Uno de los actos de violencia política que ha generado censura en las redes sociales es una publicación del alcalde de San Pedro Sula, Roberto Contreras, y presidente del Partido Liberal, en donde se mofa del partido en el poder, Libertad y Refundación, al asegurar que terminará al final del proceso electoral en una especie de cadáver político. Y para ello hizo uso de un video en donde exhibe un ataúd con el nombre del partido y su presidenciable, Rixi Moncada.
La respuesta de Contreras es solo una reacción a otro hecho similar realizado por miembros de Libre en San Pedro Sula, exhibiendo en sus calles un ataúd que representaba a Contreras y su fin como político en búsqueda de la reelección de la comuna sampedrana. Toda acción tiene una reacción, dicen los estrategas en campañas políticas, y si bien ambos hechos son censurables, son actos de violencia política, en el fondo, logran su propósito, meter al elector en el debate del dime y diretes para no entrar a lo serio de la política: qué ofrecen los presidenciables en sus propuestas, cómo van a enrutar a Honduras en una senda de progreso, inclusión y desarrollo.

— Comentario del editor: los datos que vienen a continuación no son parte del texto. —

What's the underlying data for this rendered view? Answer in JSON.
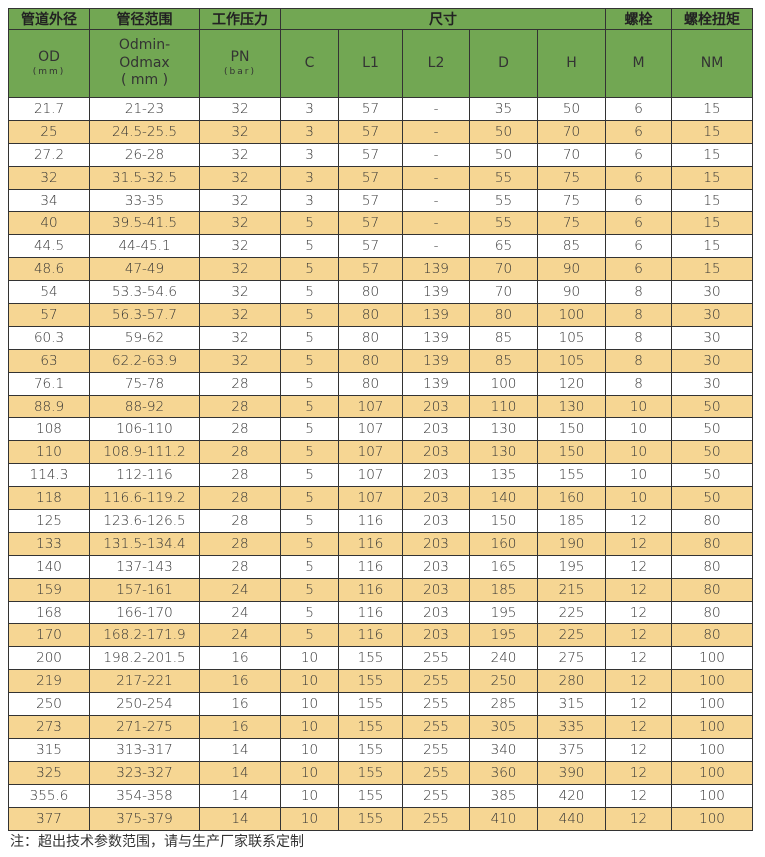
{
  "header": {
    "groups": [
      "管道外径",
      "管径范围",
      "工作压力",
      "尺寸",
      "螺栓",
      "螺栓扭矩"
    ],
    "od": "OD",
    "od_unit": "(mm)",
    "range_line1": "Odmin-",
    "range_line2": "Odmax",
    "range_unit": "( mm )",
    "pn": "PN",
    "pn_unit": "(bar)",
    "cols": [
      "C",
      "L1",
      "L2",
      "D",
      "H",
      "M",
      "NM"
    ]
  },
  "rows": [
    [
      "21.7",
      "21-23",
      "32",
      "3",
      "57",
      "-",
      "35",
      "50",
      "6",
      "15"
    ],
    [
      "25",
      "24.5-25.5",
      "32",
      "3",
      "57",
      "-",
      "50",
      "70",
      "6",
      "15"
    ],
    [
      "27.2",
      "26-28",
      "32",
      "3",
      "57",
      "-",
      "50",
      "70",
      "6",
      "15"
    ],
    [
      "32",
      "31.5-32.5",
      "32",
      "3",
      "57",
      "-",
      "55",
      "75",
      "6",
      "15"
    ],
    [
      "34",
      "33-35",
      "32",
      "3",
      "57",
      "-",
      "55",
      "75",
      "6",
      "15"
    ],
    [
      "40",
      "39.5-41.5",
      "32",
      "5",
      "57",
      "-",
      "55",
      "75",
      "6",
      "15"
    ],
    [
      "44.5",
      "44-45.1",
      "32",
      "5",
      "57",
      "-",
      "65",
      "85",
      "6",
      "15"
    ],
    [
      "48.6",
      "47-49",
      "32",
      "5",
      "57",
      "139",
      "70",
      "90",
      "6",
      "15"
    ],
    [
      "54",
      "53.3-54.6",
      "32",
      "5",
      "80",
      "139",
      "70",
      "90",
      "8",
      "30"
    ],
    [
      "57",
      "56.3-57.7",
      "32",
      "5",
      "80",
      "139",
      "80",
      "100",
      "8",
      "30"
    ],
    [
      "60.3",
      "59-62",
      "32",
      "5",
      "80",
      "139",
      "85",
      "105",
      "8",
      "30"
    ],
    [
      "63",
      "62.2-63.9",
      "32",
      "5",
      "80",
      "139",
      "85",
      "105",
      "8",
      "30"
    ],
    [
      "76.1",
      "75-78",
      "28",
      "5",
      "80",
      "139",
      "100",
      "120",
      "8",
      "30"
    ],
    [
      "88.9",
      "88-92",
      "28",
      "5",
      "107",
      "203",
      "110",
      "130",
      "10",
      "50"
    ],
    [
      "108",
      "106-110",
      "28",
      "5",
      "107",
      "203",
      "130",
      "150",
      "10",
      "50"
    ],
    [
      "110",
      "108.9-111.2",
      "28",
      "5",
      "107",
      "203",
      "130",
      "150",
      "10",
      "50"
    ],
    [
      "114.3",
      "112-116",
      "28",
      "5",
      "107",
      "203",
      "135",
      "155",
      "10",
      "50"
    ],
    [
      "118",
      "116.6-119.2",
      "28",
      "5",
      "107",
      "203",
      "140",
      "160",
      "10",
      "50"
    ],
    [
      "125",
      "123.6-126.5",
      "28",
      "5",
      "116",
      "203",
      "150",
      "185",
      "12",
      "80"
    ],
    [
      "133",
      "131.5-134.4",
      "28",
      "5",
      "116",
      "203",
      "160",
      "190",
      "12",
      "80"
    ],
    [
      "140",
      "137-143",
      "28",
      "5",
      "116",
      "203",
      "165",
      "195",
      "12",
      "80"
    ],
    [
      "159",
      "157-161",
      "24",
      "5",
      "116",
      "203",
      "185",
      "215",
      "12",
      "80"
    ],
    [
      "168",
      "166-170",
      "24",
      "5",
      "116",
      "203",
      "195",
      "225",
      "12",
      "80"
    ],
    [
      "170",
      "168.2-171.9",
      "24",
      "5",
      "116",
      "203",
      "195",
      "225",
      "12",
      "80"
    ],
    [
      "200",
      "198.2-201.5",
      "16",
      "10",
      "155",
      "255",
      "240",
      "275",
      "12",
      "100"
    ],
    [
      "219",
      "217-221",
      "16",
      "10",
      "155",
      "255",
      "250",
      "280",
      "12",
      "100"
    ],
    [
      "250",
      "250-254",
      "16",
      "10",
      "155",
      "255",
      "285",
      "315",
      "12",
      "100"
    ],
    [
      "273",
      "271-275",
      "16",
      "10",
      "155",
      "255",
      "305",
      "335",
      "12",
      "100"
    ],
    [
      "315",
      "313-317",
      "14",
      "10",
      "155",
      "255",
      "340",
      "375",
      "12",
      "100"
    ],
    [
      "325",
      "323-327",
      "14",
      "10",
      "155",
      "255",
      "360",
      "390",
      "12",
      "100"
    ],
    [
      "355.6",
      "354-358",
      "14",
      "10",
      "155",
      "255",
      "385",
      "420",
      "12",
      "100"
    ],
    [
      "377",
      "375-379",
      "14",
      "10",
      "155",
      "255",
      "410",
      "440",
      "12",
      "100"
    ]
  ],
  "note": "注：超出技术参数范围，请与生产厂家联系定制",
  "colors": {
    "header": "#72a753",
    "alt_row": "#f6d693"
  }
}
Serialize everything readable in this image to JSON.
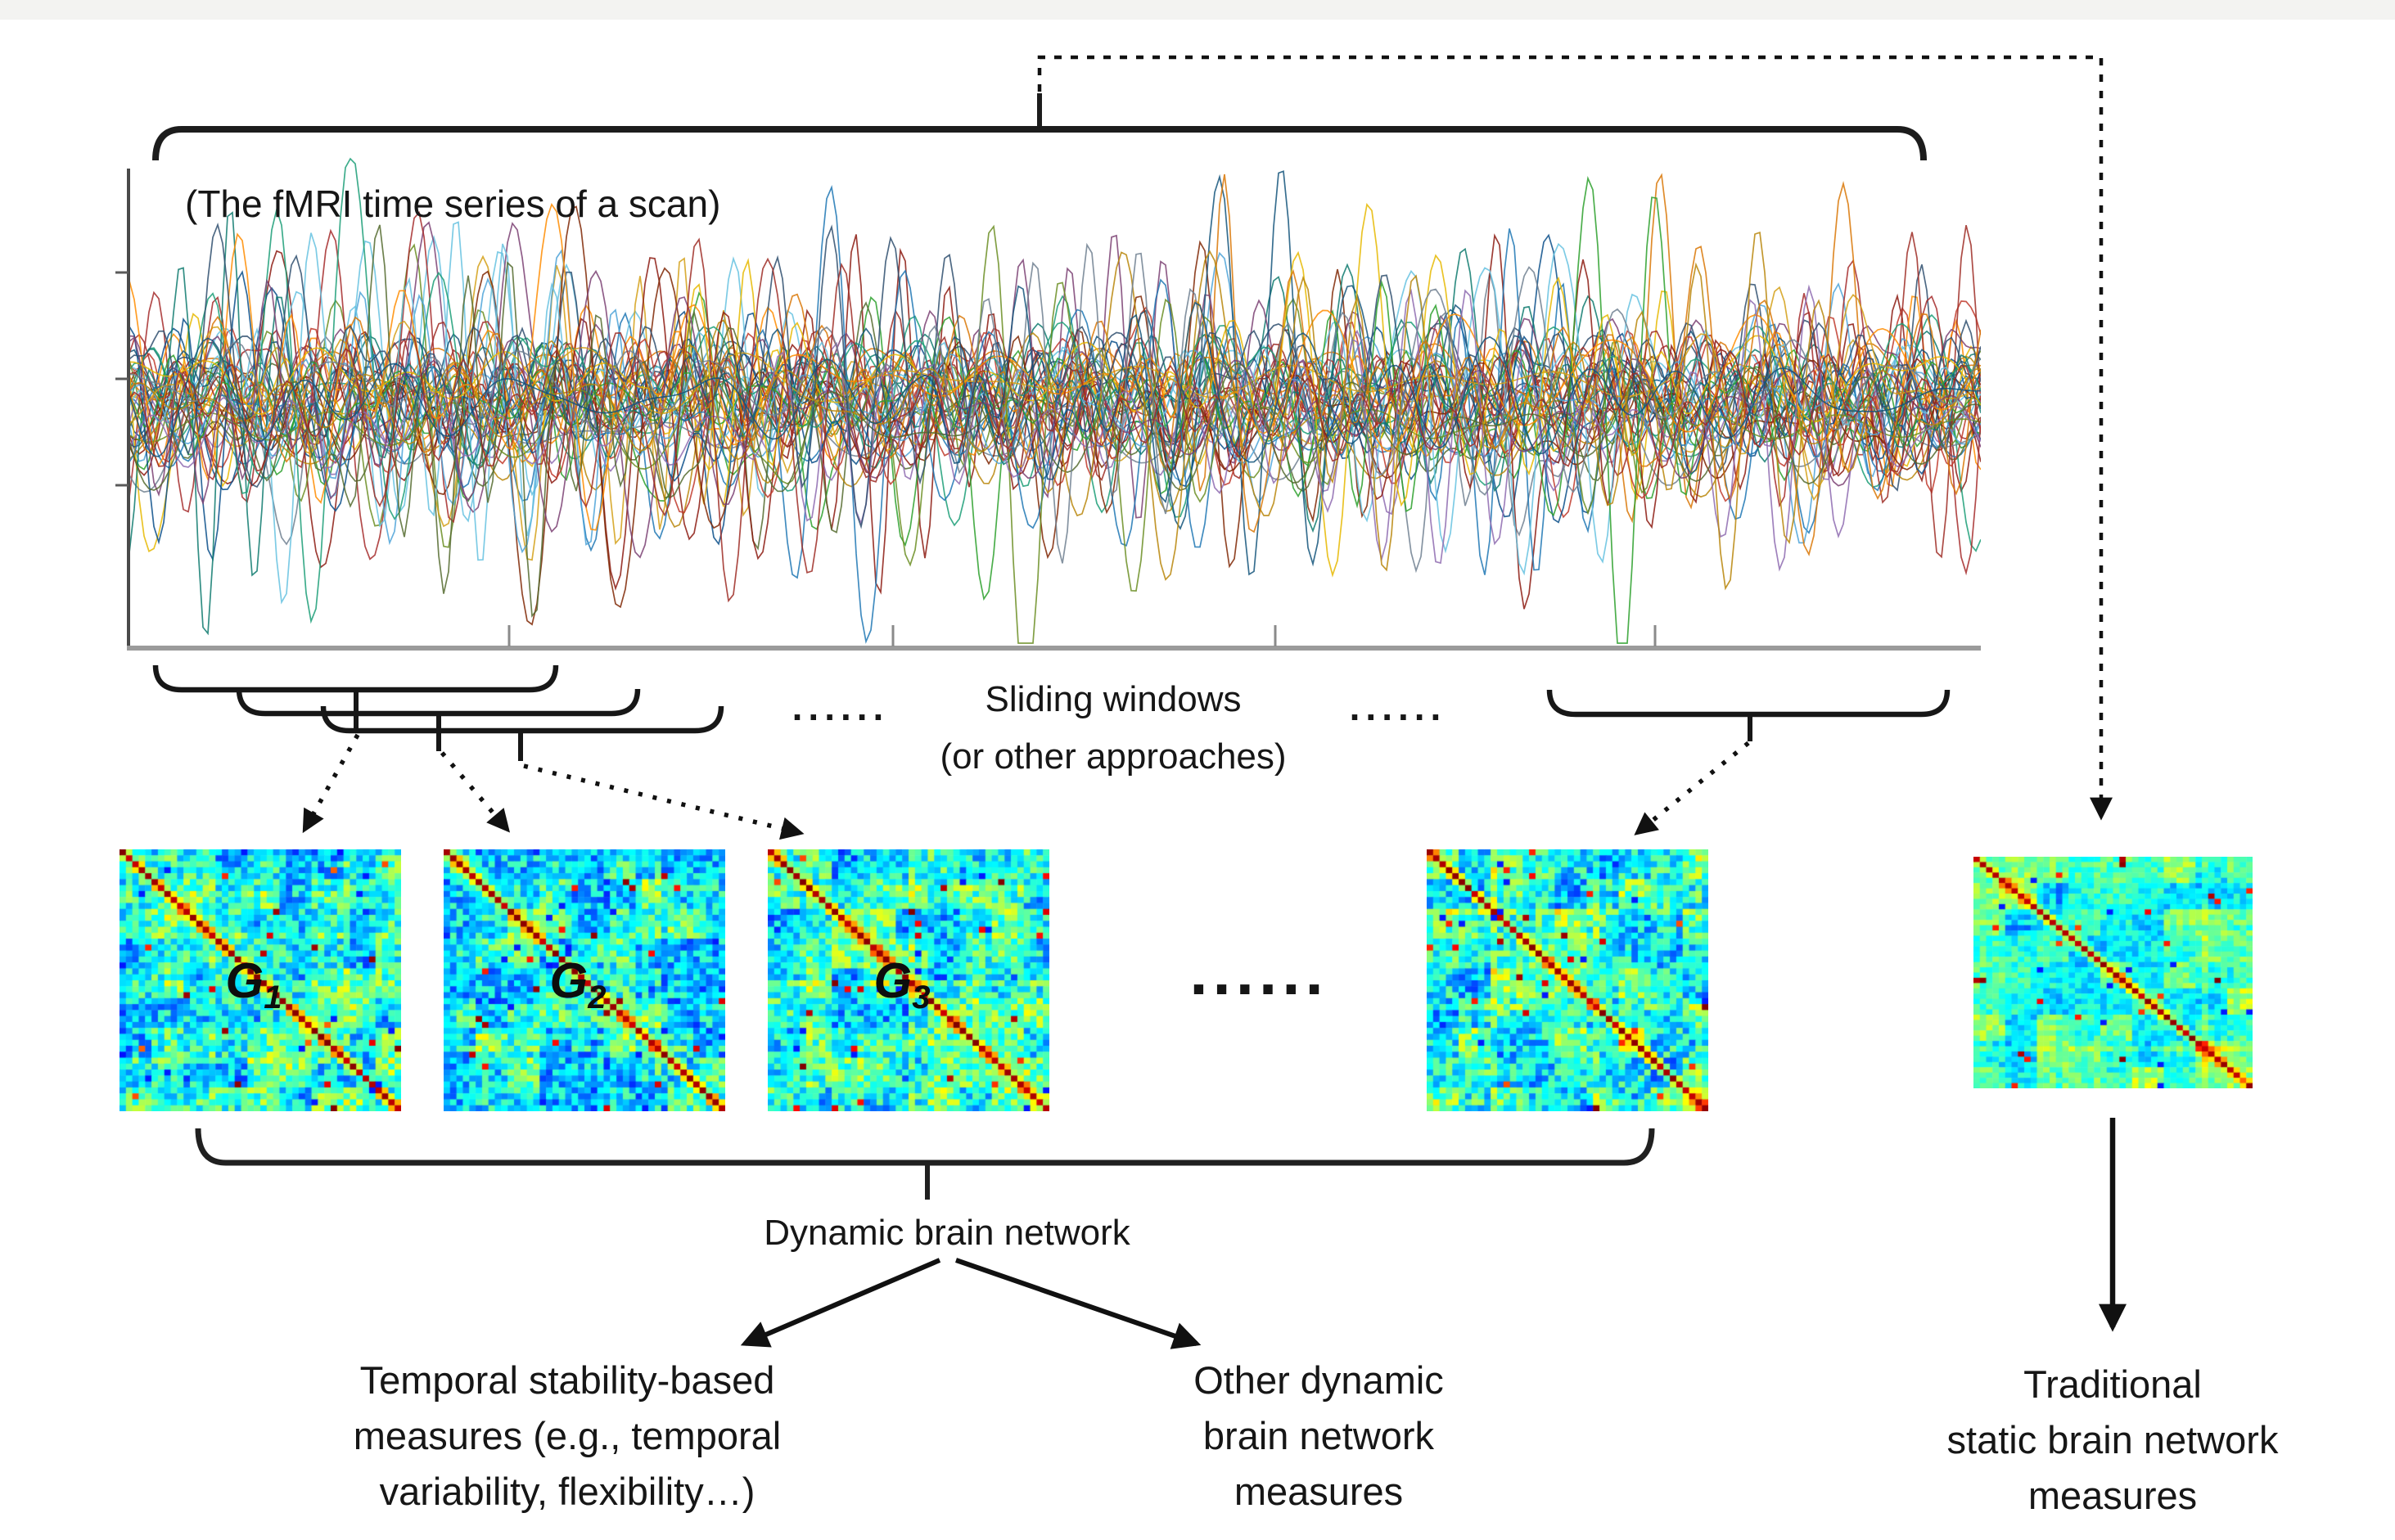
{
  "figure": {
    "plot_label": "(The fMRI time series of a scan)",
    "sliding": {
      "dots_left": "......",
      "line1": "Sliding windows",
      "line2": "(or other approaches)",
      "dots_right": "......"
    },
    "matrices": {
      "g_labels": [
        {
          "base": "G",
          "sub": "1"
        },
        {
          "base": "G",
          "sub": "2"
        },
        {
          "base": "G",
          "sub": "3"
        }
      ],
      "row_dots": "......",
      "colormap": "jet"
    },
    "dynamic_label": "Dynamic brain network",
    "branch_left": [
      "Temporal stability-based",
      "measures (e.g., temporal",
      "variability, flexibility…)"
    ],
    "branch_right": [
      "Other dynamic",
      "brain network",
      "measures"
    ],
    "branch_static": [
      "Traditional",
      "static brain network",
      "measures"
    ]
  },
  "timeseries": {
    "num_lines": 48,
    "colors": [
      "#8c1a11",
      "#a52a2a",
      "#c0392b",
      "#7f2704",
      "#0b4f8a",
      "#1f77b4",
      "#4ea3d8",
      "#66c2e0",
      "#0e7a6e",
      "#1b9e77",
      "#2ca02c",
      "#6b8e23",
      "#d4a017",
      "#e6b800",
      "#ff8c00",
      "#d97706",
      "#7b4173",
      "#8e6bb0",
      "#556b2f",
      "#2f4f6f",
      "#b8860b",
      "#708090",
      "#9e2b25",
      "#14557b"
    ]
  },
  "line_color": "#1b1b1b",
  "axis_color": "#9b9b9b"
}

Es más rentable para los aspirantes y sus estrategas alimentar la discordia, el estigma, la descalificación y el odio, que enfrentar los desafíos que presenta este país donde la gente quiere respuestas frente al empleo, el trabajo que no abunda, el dinero que no rinde, la inseguridad que no disminuye, la corrupción que se afianza, el narco que no cede, la comida que no la encuentra, la salud cada vez más lejana, y la incertidumbre afianzada por los miedos que los sacuden desde las últimas cuatro décadas.
La violencia política se presenta también en las expresiones de los aspirantes políticos, creyendo que con ello suben puntos frente al elector. Pero el resultado parece ser otro. El Observatorio de la Democracia de la RDD presentó datos que obligan a la reflexión a los políticos, en particular a los presidenciables del tripartidismo. El sentimiento negativo que generan sus expresiones de violencia política oscila entre el 38% y 42%. La gente rechaza ese tipo de violencia. Igual ocurre con al menos 7 funcionarios públicos y diputados que usan las redes sociales para el insulto y el descrédito. Concitan más animadversión que aplausos.
El tono de esta campaña debe cesar para dar paso a las opciones de cambio que ofrecen en un país que hace tiempo ya entró en la encrucijada de la democracia, pero rechaza toda forma de autoritarismo.